Showtime’s hit drama Homeland scored a big win at the 2012 Golden Globes! What’s exciting about this (apart from the fantastic actors in the show, Claire Danes, Damian Lewis, and, of course, Mandy Patinkin) is that the show dramatizes something that is rarely discussed: the life-changing, scarring experiences of those held as prisoners of war. While the show takes dramatic liberties, it does a great job of bringing the many challenges POWs face — the ones lucky enough, anyway — when they return home.
Showtime's Golden Globe winning drama, "Homeland"
The Joint POW/MIA Accounting Command estimates that more than 73,000 veterans of WWII and more than 1,600 veterans of the Vietnam War are still missing. Still missing! These are soldiers that were willing to lay down their lives to defend our country and our freedoms — and we are unable to locate them.
The American Ex-Prisoners of War organization is a not-for-profit veterans’ service organization that advocates for former prisoners of war and their families. I have the pleasure of being a card-carrying member, as family members of former POWs are invited to become members, if they choose to do so. My grandfather’s capture by the Nazis in WWII (and his return to the U.S., thank goodness) make it possible for me to meet and honor some of the amazing men and women who are a part of this organization.

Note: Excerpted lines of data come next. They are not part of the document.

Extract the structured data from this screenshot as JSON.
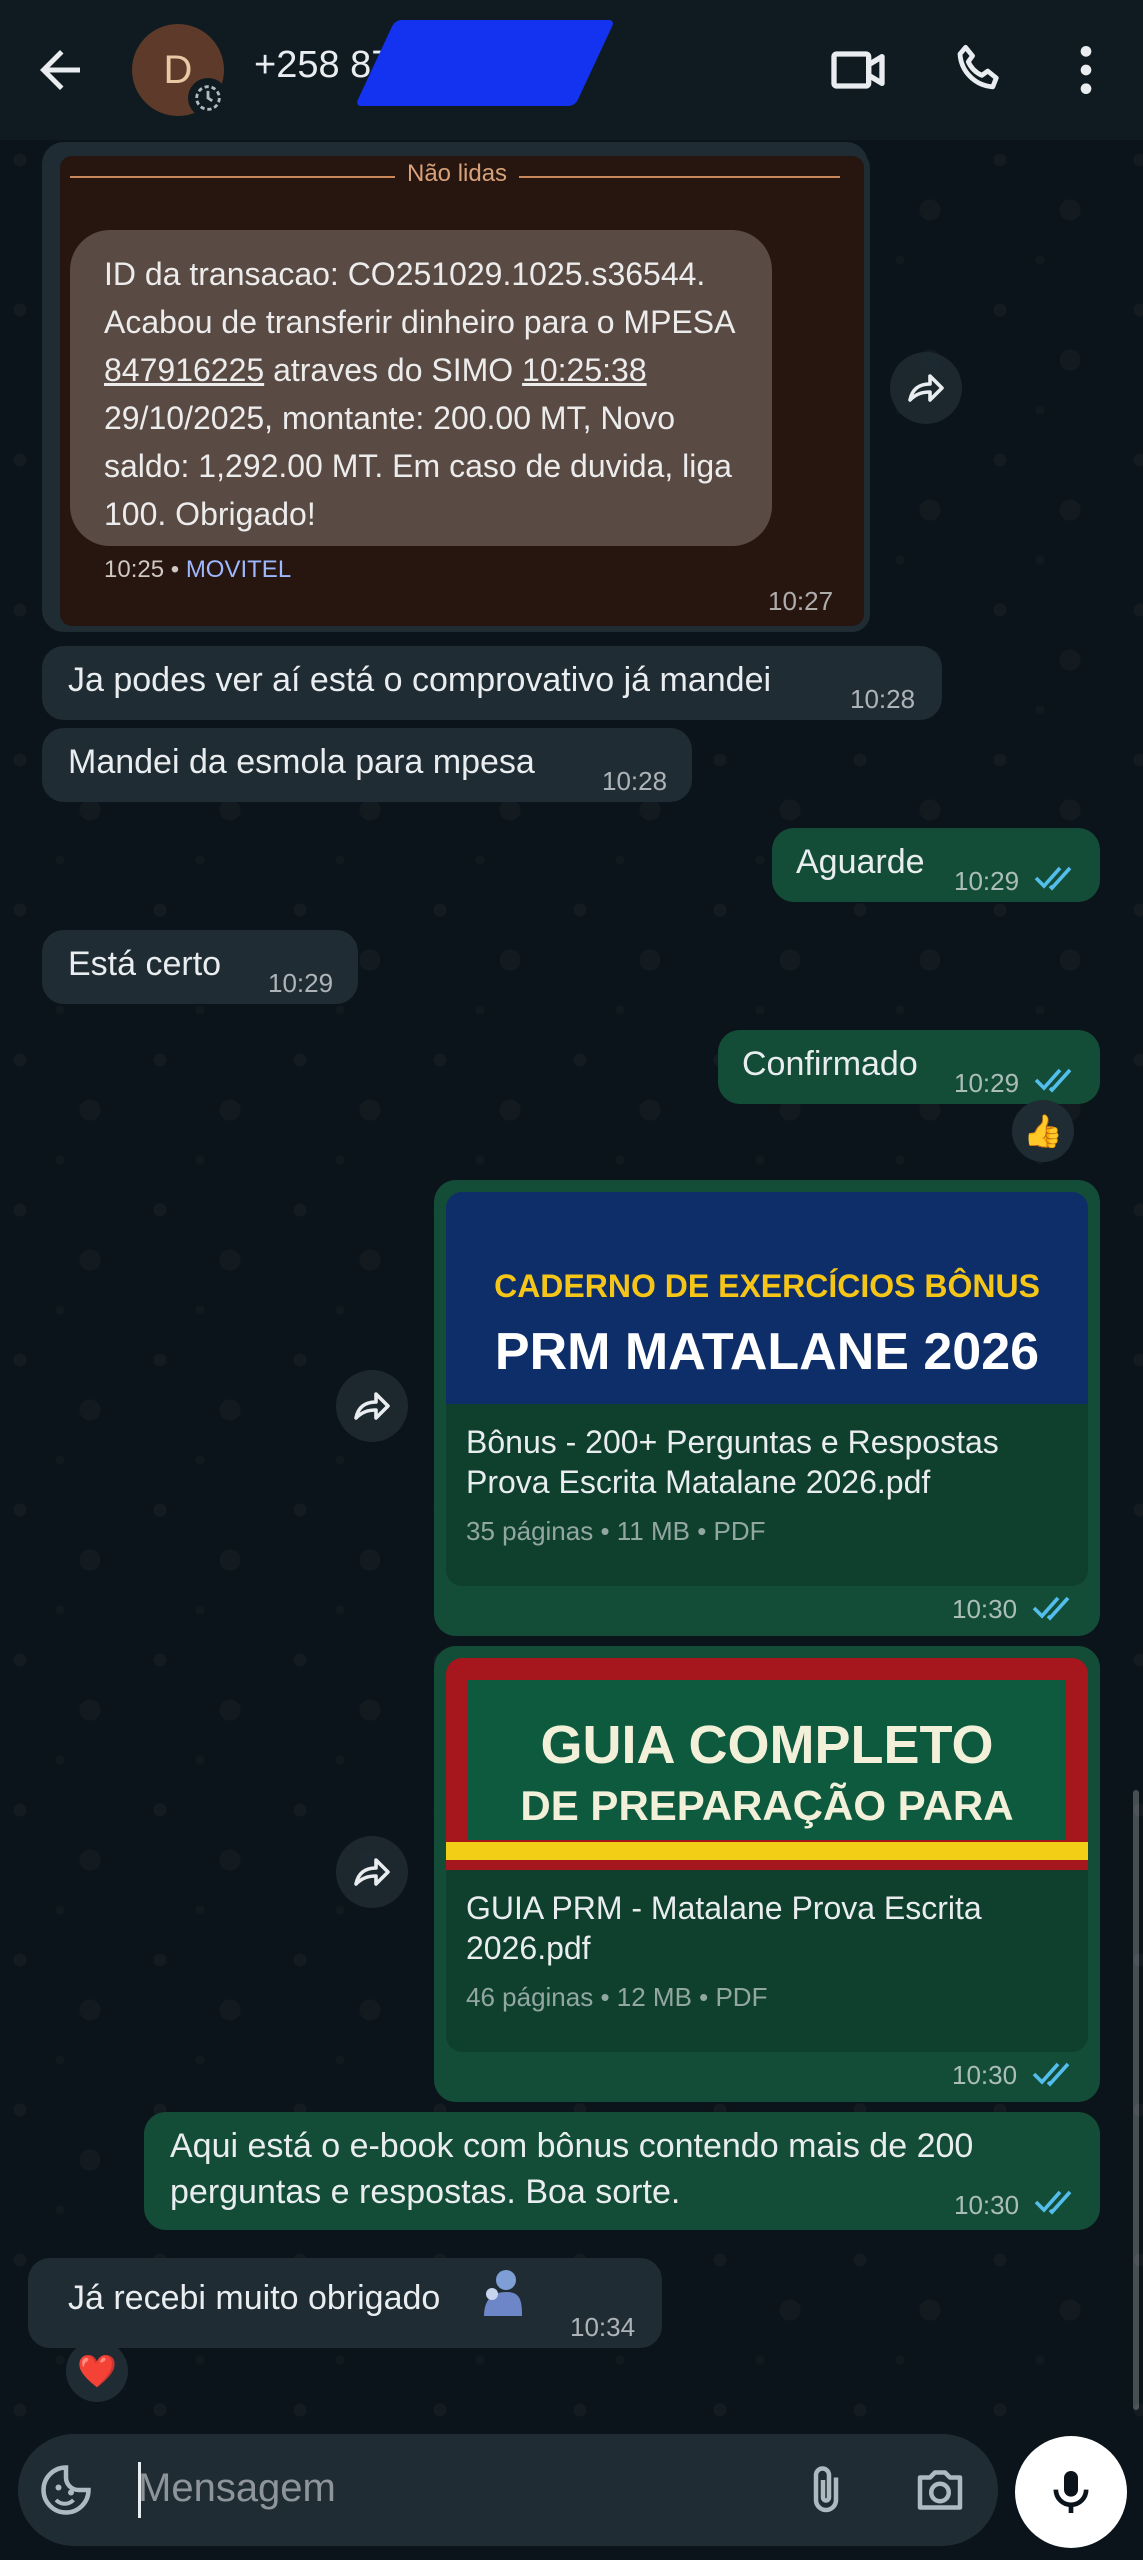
{
  "header": {
    "avatar_letter": "D",
    "contact_name": "+258 87",
    "icons": [
      "back-arrow-icon",
      "video-call-icon",
      "phone-call-icon",
      "more-vert-icon"
    ]
  },
  "sms_screenshot": {
    "unread_label": "Não lidas",
    "lines": [
      "ID da transacao: CO251029.1025.s36544.",
      "Acabou de transferir dinheiro para o MPESA",
      "847916225",
      " atraves do SIMO ",
      "10:25:38",
      "29/10/2025, montante: 200.00 MT, Novo",
      "saldo: 1,292.00 MT. Em caso de duvida, liga",
      "100. Obrigado!"
    ],
    "sms_time": "10:25",
    "separator": "•",
    "carrier": "MOVITEL",
    "bubble_time": "10:27"
  },
  "messages": [
    {
      "text": "Ja podes ver aí está o comprovativo já mandei",
      "time": "10:28"
    },
    {
      "text": "Mandei da esmola para mpesa",
      "time": "10:28"
    },
    {
      "text": "Aguarde",
      "time": "10:29"
    },
    {
      "text": "Está certo",
      "time": "10:29"
    },
    {
      "text": "Confirmado",
      "time": "10:29",
      "reaction": "👍"
    },
    {
      "text": "Aqui está o e-book com bônus contendo mais de 200 perguntas e respostas. Boa sorte.",
      "time": "10:30"
    },
    {
      "text": "Já recebi muito obrigado",
      "time": "10:34",
      "reaction": "❤️"
    }
  ],
  "documents": [
    {
      "thumb_line1": "CADERNO DE EXERCÍCIOS BÔNUS",
      "thumb_line2": "PRM MATALANE 2026",
      "title": "Bônus - 200+ Perguntas e Respostas Prova Escrita Matalane 2026.pdf",
      "info": "35 páginas • 11 MB • PDF",
      "time": "10:30"
    },
    {
      "thumb_line1": "GUIA COMPLETO",
      "thumb_line2": "DE PREPARAÇÃO PARA",
      "title": "GUIA PRM - Matalane Prova Escrita 2026.pdf",
      "info": "46 páginas • 12 MB • PDF",
      "time": "10:30"
    }
  ],
  "input": {
    "placeholder": "Mensagem"
  },
  "colors": {
    "background": "#0b141a",
    "incoming": "#1f2c33",
    "outgoing": "#144d37",
    "read_ticks": "#53bdeb"
  }
}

The American Ex-POWs organization was started by two moms whose sons were missing in World War II, Mrs. Charles W. Bickford and Mrs. Fred E. Landon, whose sons were members of the 200th Coast Artillery. Their sons were captured by the Japanese. They originally organized as the Bataan Relief Organization with the mission of gathering as much information as possible and share it with loved ones of other missing service men and women.
Let’s celebrate Homeland’s victory while also celebrating the tireless work of those families who have to live (or have lived) with not knowing where their loved ones might be.